The bellow of the impatient crowd rose to a deafening climax, then turned to a groan as a horse and rider eventually emerged from the woods, parting the thick grey curtain of mist and splashing back across the water meadows. Both were so coated with dark-brown mud, they were assumed to be James Northfield
and Spartan. But as they galloped up the straight, the groan became a thunderous cheer again, as the mob distinguished the flying gold curls of a rider, almost too big for his gallant little mare. Instantly the jubilant mounted spectators peeled off to follow the pair up the course to the winning post.

But as time ticked away there was no sign of the Honourable James.

‘I lost him about two miles back, just above Walker’s Mill,’ Rupert told the stewards as he removed his saddle to weigh in.

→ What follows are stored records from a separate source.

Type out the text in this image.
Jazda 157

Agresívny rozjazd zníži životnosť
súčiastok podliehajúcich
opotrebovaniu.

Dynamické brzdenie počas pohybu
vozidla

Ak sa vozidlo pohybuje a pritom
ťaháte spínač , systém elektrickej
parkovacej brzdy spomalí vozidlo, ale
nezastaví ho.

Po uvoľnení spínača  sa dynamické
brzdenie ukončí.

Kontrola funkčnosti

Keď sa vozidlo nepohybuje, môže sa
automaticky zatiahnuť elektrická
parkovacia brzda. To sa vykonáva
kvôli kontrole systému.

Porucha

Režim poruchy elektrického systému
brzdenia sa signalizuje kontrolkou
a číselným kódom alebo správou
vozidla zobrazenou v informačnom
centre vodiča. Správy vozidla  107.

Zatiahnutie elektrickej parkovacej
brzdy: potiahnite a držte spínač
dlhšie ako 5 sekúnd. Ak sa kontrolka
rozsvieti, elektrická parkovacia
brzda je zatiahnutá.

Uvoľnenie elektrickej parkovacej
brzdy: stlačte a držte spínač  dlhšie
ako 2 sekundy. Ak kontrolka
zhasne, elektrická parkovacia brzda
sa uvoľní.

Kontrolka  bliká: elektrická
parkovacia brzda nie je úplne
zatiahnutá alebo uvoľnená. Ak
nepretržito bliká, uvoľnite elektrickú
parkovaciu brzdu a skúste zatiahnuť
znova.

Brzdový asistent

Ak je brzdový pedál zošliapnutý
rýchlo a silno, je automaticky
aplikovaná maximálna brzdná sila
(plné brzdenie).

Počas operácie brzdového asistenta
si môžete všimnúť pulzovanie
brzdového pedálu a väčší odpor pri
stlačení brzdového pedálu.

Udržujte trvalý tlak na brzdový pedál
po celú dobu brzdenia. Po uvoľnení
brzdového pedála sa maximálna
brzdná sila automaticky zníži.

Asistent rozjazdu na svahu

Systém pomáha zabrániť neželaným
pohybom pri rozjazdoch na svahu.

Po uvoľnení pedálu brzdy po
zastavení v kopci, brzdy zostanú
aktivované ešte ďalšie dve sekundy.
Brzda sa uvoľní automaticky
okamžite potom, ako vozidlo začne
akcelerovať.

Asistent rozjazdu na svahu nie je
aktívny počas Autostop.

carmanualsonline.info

Sweet Azure stood desperately panting with drooping head, steam pouring out of inflated red nostrils. From the wheals on her quarters and her bleeding flanks, it was clear that neither whip nor spur had been spared. Rufus Northfield, overjoyed because he’d backed his friend very heavily, ordered Rupert’s groom to cover the damage with a rug.

Then everyone waited and waited for James Northfield and Spartan, until Seeker the mastiff broke away from Hibbert the groom and plunged back into the dark in search of his master. No one else left. The crowd had closed round the betting posts to stop any bookmaker doing a runner. Then over the shouting and celebration came the unearthly howl of a dog.

It took time to light torches, then stumbling and sliding through the darkening woods, a party of mounted stewards set out. After two miles, they at last identified the ghostly white form of Seeker, still howling on the side of the track. As the distraught animal refused to let anyone closer, he had to be shot before Spartan’s body was discovered slumped at the bottom of a fifty-foot ravine. Beneath the horse, his back and neck broken, lay James Northfield.

Next day the fog cleared, but rumour writhed round more thickly and darkly, particularly when, by the ravine, two sets of hoof-prints were discovered side by side, accompanied by much skidding. Only the smaller set of footprints passed onwards.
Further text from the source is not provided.